Qantas Airways said Thursday the pandemic cost it 4 billion Australian dollars ($2.9 billion) in income in the last monetary year and cautioned that international travel won’t continue before mid-2021.
The Australian aircraft announced a fundamental benefit before tax of AU$124 million ($89 million) for the monetary year that finished on June, a 90.6% decay from the AU$1.33 billion benefit posted a year prior.
The carrier’s statutory net loss for the most recent year was AU$1.96 billion ($141 billion).
Qantas CEO Alan Joyce said global courses would not return until the center of one year from now and U.S. services may rely upon a COVID-19 vaccine getting broadly accessible.
Routes would be returned nation by nation, contingent upon virus spread.
“New Zealand is an obvious example that should potentially open up relatively fast compared to the other countries around the world,” Joyce said.
“The U.S., with the level of prevalence there, is probably going to take some time.
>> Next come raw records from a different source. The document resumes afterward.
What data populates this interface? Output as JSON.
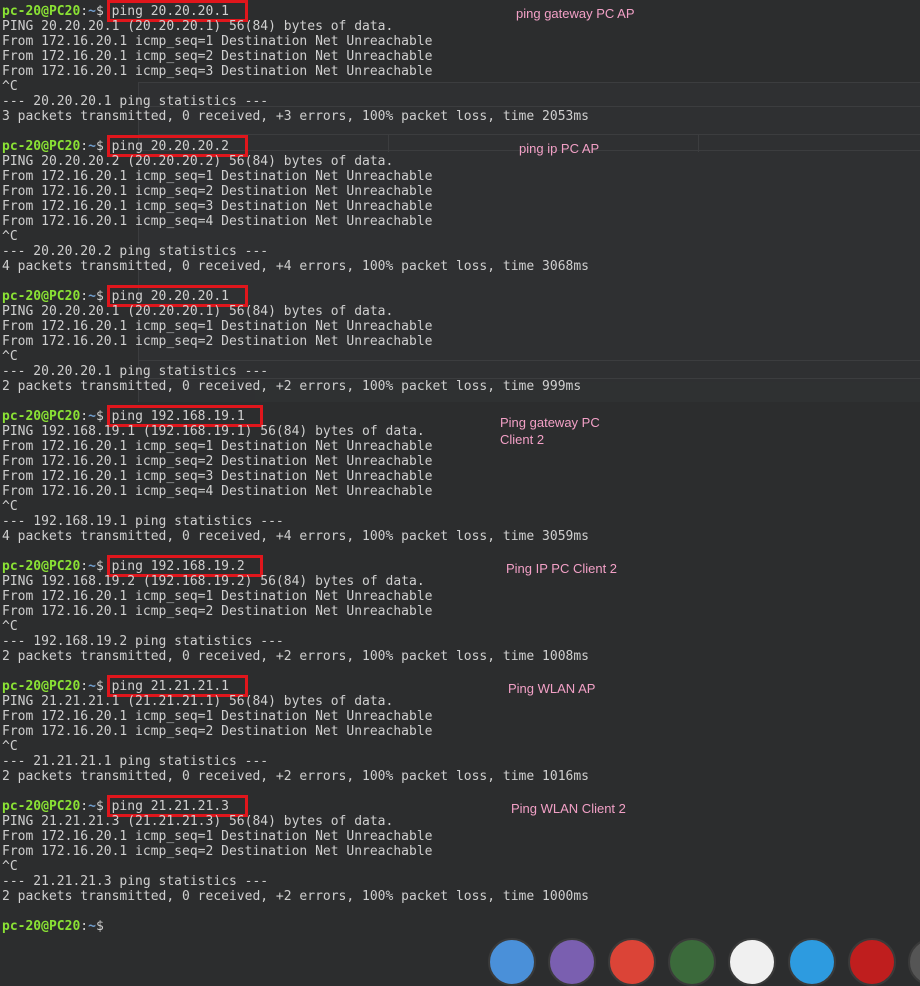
{
  "terminal": {
    "prompt_user": "pc-20@PC20",
    "prompt_path": "~",
    "blocks": [
      {
        "cmd": "ping 20.20.20.1",
        "lines": [
          "PING 20.20.20.1 (20.20.20.1) 56(84) bytes of data.",
          "From 172.16.20.1 icmp_seq=1 Destination Net Unreachable",
          "From 172.16.20.1 icmp_seq=2 Destination Net Unreachable",
          "From 172.16.20.1 icmp_seq=3 Destination Net Unreachable",
          "^C",
          "--- 20.20.20.1 ping statistics ---",
          "3 packets transmitted, 0 received, +3 errors, 100% packet loss, time 2053ms"
        ],
        "note": "ping gateway PC AP"
      },
      {
        "cmd": "ping 20.20.20.2",
        "lines": [
          "PING 20.20.20.2 (20.20.20.2) 56(84) bytes of data.",
          "From 172.16.20.1 icmp_seq=1 Destination Net Unreachable",
          "From 172.16.20.1 icmp_seq=2 Destination Net Unreachable",
          "From 172.16.20.1 icmp_seq=3 Destination Net Unreachable",
          "From 172.16.20.1 icmp_seq=4 Destination Net Unreachable",
          "^C",
          "--- 20.20.20.2 ping statistics ---",
          "4 packets transmitted, 0 received, +4 errors, 100% packet loss, time 3068ms"
        ],
        "note": "ping ip PC AP"
      },
      {
        "cmd": "ping 20.20.20.1",
        "lines": [
          "PING 20.20.20.1 (20.20.20.1) 56(84) bytes of data.",
          "From 172.16.20.1 icmp_seq=1 Destination Net Unreachable",
          "From 172.16.20.1 icmp_seq=2 Destination Net Unreachable",
          "^C",
          "--- 20.20.20.1 ping statistics ---",
          "2 packets transmitted, 0 received, +2 errors, 100% packet loss, time 999ms"
        ],
        "note": ""
      },
      {
        "cmd": "ping 192.168.19.1",
        "lines": [
          "PING 192.168.19.1 (192.168.19.1) 56(84) bytes of data.",
          "From 172.16.20.1 icmp_seq=1 Destination Net Unreachable",
          "From 172.16.20.1 icmp_seq=2 Destination Net Unreachable",
          "From 172.16.20.1 icmp_seq=3 Destination Net Unreachable",
          "From 172.16.20.1 icmp_seq=4 Destination Net Unreachable",
          "^C",
          "--- 192.168.19.1 ping statistics ---",
          "4 packets transmitted, 0 received, +4 errors, 100% packet loss, time 3059ms"
        ],
        "note": "Ping gateway PC\nClient 2"
      },
      {
        "cmd": "ping 192.168.19.2",
        "lines": [
          "PING 192.168.19.2 (192.168.19.2) 56(84) bytes of data.",
          "From 172.16.20.1 icmp_seq=1 Destination Net Unreachable",
          "From 172.16.20.1 icmp_seq=2 Destination Net Unreachable",
          "^C",
          "--- 192.168.19.2 ping statistics ---",
          "2 packets transmitted, 0 received, +2 errors, 100% packet loss, time 1008ms"
        ],
        "note": "Ping IP PC Client 2"
      },
      {
        "cmd": "ping 21.21.21.1",
        "lines": [
          "PING 21.21.21.1 (21.21.21.1) 56(84) bytes of data.",
          "From 172.16.20.1 icmp_seq=1 Destination Net Unreachable",
          "From 172.16.20.1 icmp_seq=2 Destination Net Unreachable",
          "^C",
          "--- 21.21.21.1 ping statistics ---",
          "2 packets transmitted, 0 received, +2 errors, 100% packet loss, time 1016ms"
        ],
        "note": "Ping WLAN AP"
      },
      {
        "cmd": "ping 21.21.21.3",
        "lines": [
          "PING 21.21.21.3 (21.21.21.3) 56(84) bytes of data.",
          "From 172.16.20.1 icmp_seq=1 Destination Net Unreachable",
          "From 172.16.20.1 icmp_seq=2 Destination Net Unreachable",
          "^C",
          "--- 21.21.21.3 ping statistics ---",
          "2 packets transmitted, 0 received, +2 errors, 100% packet loss, time 1000ms"
        ],
        "note": "Ping WLAN Client 2"
      }
    ]
  },
  "dock": {
    "icons": [
      {
        "name": "file-manager-icon",
        "color": "#4a90d9"
      },
      {
        "name": "folder-icon",
        "color": "#7a5fb0"
      },
      {
        "name": "chrome-icon",
        "color": "#db4437"
      },
      {
        "name": "network-tool-icon",
        "color": "#3b6a3b"
      },
      {
        "name": "inkscape-icon",
        "color": "#f0f0f0"
      },
      {
        "name": "system-monitor-icon",
        "color": "#2d9be0"
      },
      {
        "name": "filezilla-icon",
        "color": "#bf1e1e"
      },
      {
        "name": "partial-icon",
        "color": "#555555"
      }
    ]
  },
  "colors": {
    "highlight": "#e0161c",
    "note": "#f2a0c6",
    "prompt_user": "#8ae234",
    "prompt_path": "#729fcf"
  }
}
It’s probably going to need a vaccine before we could see that happening,” he said.
“We potentially could see a vaccine by the middle or the end of next year and countries like the U.S. may be the first country to have widespread use of that vaccine, so that could mean that the U.S. is seen as a market by the end of ‘21,” he added.
The initial a half year of 2019 had been the hardest conditions in Qantas’ 100-year history, Joyce said.
The airline recorded an AU$771 million ($554 million) pre-tax benefit in the first half of the financial year before the pandemic struck.
Joyce said Qantas was in a superior financial position than numerous aircrafts to endure the pandemic.
“We have the lowest cash burn, we believe, of any major airline group in the world,” Joyce said.
“AU$40 million ($29 million) a week is still a big number, but that is a lot lower than other airlines in North America and Europe and that gives us the longest runway of any airline group out there, well through to ’21 and into ’22 and we may need that,” he added.